Memperluas pemantauan populasi burung dan hewan, melatih personil secara efektif, menyederhanakan mekanisme pelaporan, dan memanfaatkan teknologi mutakhir seperti kecerdasan buatan untuk analisis yang cepat semuanya harus menjadi prioritas bagi pemerintah. Juga harus ada insentif untuk mendorong populasi yang berisiko, saat ini mereka yang bekerja dengan hewan yang mungkin sakit, untuk melakukan pengujian.

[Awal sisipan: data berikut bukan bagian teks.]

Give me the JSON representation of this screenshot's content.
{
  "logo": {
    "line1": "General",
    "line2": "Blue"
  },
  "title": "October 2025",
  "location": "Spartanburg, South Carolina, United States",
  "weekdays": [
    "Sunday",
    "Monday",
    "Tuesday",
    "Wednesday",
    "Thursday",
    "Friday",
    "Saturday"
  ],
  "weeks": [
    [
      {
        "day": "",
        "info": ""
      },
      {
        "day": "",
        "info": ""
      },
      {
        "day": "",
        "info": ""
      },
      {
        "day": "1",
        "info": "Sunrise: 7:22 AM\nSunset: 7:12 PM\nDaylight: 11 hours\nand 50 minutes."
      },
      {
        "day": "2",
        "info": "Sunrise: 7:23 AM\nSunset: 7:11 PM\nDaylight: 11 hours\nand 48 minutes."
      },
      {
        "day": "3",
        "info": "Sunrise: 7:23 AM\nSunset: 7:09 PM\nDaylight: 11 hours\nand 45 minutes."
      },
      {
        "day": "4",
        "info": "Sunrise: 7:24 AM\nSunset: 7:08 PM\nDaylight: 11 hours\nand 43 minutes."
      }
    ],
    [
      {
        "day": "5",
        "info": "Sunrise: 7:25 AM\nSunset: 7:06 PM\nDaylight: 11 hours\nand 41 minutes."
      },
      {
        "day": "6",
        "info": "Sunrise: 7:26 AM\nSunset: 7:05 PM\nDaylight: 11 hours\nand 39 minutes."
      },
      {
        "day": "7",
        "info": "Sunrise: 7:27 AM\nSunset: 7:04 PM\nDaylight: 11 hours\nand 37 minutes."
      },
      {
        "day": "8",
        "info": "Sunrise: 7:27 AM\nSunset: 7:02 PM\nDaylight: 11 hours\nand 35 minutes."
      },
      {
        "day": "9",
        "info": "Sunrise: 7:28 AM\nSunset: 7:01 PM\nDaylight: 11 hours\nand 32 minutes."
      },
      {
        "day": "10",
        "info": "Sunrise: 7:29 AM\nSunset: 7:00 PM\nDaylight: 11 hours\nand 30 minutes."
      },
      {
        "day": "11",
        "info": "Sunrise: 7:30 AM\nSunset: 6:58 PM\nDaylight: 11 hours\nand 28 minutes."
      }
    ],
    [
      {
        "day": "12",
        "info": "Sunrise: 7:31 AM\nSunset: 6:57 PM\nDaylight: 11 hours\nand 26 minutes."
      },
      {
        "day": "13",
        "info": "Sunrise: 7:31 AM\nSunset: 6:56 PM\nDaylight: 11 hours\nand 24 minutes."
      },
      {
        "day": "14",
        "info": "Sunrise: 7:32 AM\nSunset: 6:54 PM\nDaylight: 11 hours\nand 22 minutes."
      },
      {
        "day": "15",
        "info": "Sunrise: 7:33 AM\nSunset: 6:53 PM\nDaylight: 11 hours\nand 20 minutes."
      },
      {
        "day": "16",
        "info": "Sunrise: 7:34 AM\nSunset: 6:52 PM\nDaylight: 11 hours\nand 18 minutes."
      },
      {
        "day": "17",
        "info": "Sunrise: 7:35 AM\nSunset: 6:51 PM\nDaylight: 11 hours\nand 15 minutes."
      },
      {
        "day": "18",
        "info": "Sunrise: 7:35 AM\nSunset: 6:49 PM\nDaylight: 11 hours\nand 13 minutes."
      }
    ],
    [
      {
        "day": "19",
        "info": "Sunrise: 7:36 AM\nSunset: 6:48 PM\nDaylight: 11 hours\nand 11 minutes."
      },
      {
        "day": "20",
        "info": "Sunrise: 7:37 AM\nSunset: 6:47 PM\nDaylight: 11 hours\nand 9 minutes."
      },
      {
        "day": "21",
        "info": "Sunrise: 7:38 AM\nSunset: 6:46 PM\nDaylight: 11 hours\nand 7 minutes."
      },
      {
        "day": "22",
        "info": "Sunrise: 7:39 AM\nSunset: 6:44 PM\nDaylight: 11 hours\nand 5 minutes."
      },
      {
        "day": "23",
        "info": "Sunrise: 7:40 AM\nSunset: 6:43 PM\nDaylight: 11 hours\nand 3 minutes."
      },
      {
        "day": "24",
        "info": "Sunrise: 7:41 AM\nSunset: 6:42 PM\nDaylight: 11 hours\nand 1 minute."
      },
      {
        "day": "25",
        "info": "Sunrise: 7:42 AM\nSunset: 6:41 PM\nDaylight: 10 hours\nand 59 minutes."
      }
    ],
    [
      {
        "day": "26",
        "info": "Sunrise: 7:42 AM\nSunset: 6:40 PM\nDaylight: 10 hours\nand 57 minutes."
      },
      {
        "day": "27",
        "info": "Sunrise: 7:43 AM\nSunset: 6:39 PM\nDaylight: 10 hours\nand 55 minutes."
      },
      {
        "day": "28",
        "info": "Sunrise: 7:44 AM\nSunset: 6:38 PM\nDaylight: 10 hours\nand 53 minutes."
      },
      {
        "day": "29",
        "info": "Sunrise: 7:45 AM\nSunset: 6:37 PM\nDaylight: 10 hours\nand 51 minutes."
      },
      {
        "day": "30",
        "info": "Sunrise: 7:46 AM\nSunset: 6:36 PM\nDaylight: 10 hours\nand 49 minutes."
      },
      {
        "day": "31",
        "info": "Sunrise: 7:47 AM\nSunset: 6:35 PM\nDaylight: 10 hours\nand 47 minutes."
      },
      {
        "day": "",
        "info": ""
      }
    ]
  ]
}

Kolaborasi berkelanjutan yang efektif dalam pengembangan dan berbagi pengobatan dan vaksin sama pentingnya. Kemitraan, seperti Akses ke Akselerator Alat COVID-19 – yang melibatkan pemimpin kesehatan dari Organisasi Kesehatan Dunia; Yayasan Inovasi Pencegahan dan Diagnostik Baru (FIND); Gavi, Aliansi Vaksin; dan Koalisi Inovasi Persiapan Epidemik (CEPI) – harus digunakan untuk mendorong pemerintah dan grup farmasi untuk memastikan produksi kontra tindakan kesehatan berbagai skala dan bahwa mereka tersedia untuk semua negara.
Ini bukanlah amal, ini adalah investasi dalam kesehatan publik global untuk memastikan kita semua terlindungi. Tidak ada negara yang dapat menghentikan pandemi sendirian.
Lebih dari sejuta nyawa mungkin telah hilang selama COVID-19 karena ketidakadilan. Kita perlu memastikan hal ini tidak terjadi lagi. Harus ada fokus untuk membantu negara-negara berpendapatan rendah dan menengah untuk mendapatkan akses ke semua langkah pem containment yang diperlukan untuk mengatasi pandemi berikutnya.
Tindakan diperlukan sekarang, saat transmisi manusia ke manusia masih belum terdeteksi, sehingga jika dan ketika terjadi, respons global koordinat yang cepat terhadap H5N1 dapat diterapkan.
Kasus-kasus baru di Colorado tidak menunjukkan bahwa dunia akan segera berakhir, namun merupakan sinyal yang patut dipertimbangkan. Sementara AS dan negara-negara Barat lainnya dapat mengambil langkah-langkah, negara-negara miskin yang tidak memiliki sumber daya atau akses ke teknologi tidak bisa.
Situasi yang tidak seimbang ini bukan hanya mengancam keamanan kesehatan nasional tetapi juga menghambat kemampuan dunia untuk mencegah pandemi H5N1 jika nanti muncul. Pemimpin global harus mengakui keterkaitan sistem kesehatan dan berkomitmen untuk mendistribusikan sumber daya dengan adil.
Jika H5N1 mulai menyebar dari manusia ke manusia dan kita tidak siap untuk itu, kita akan membayar harga yang sangat berat dalam hal nyawa manusia dan mata pencaharian.
Pandangan yang terungkap dalam artikel ini adalah pendapat penulis sendiri dan tidak selalu mencerminkan sikap editorial Al Jazeera.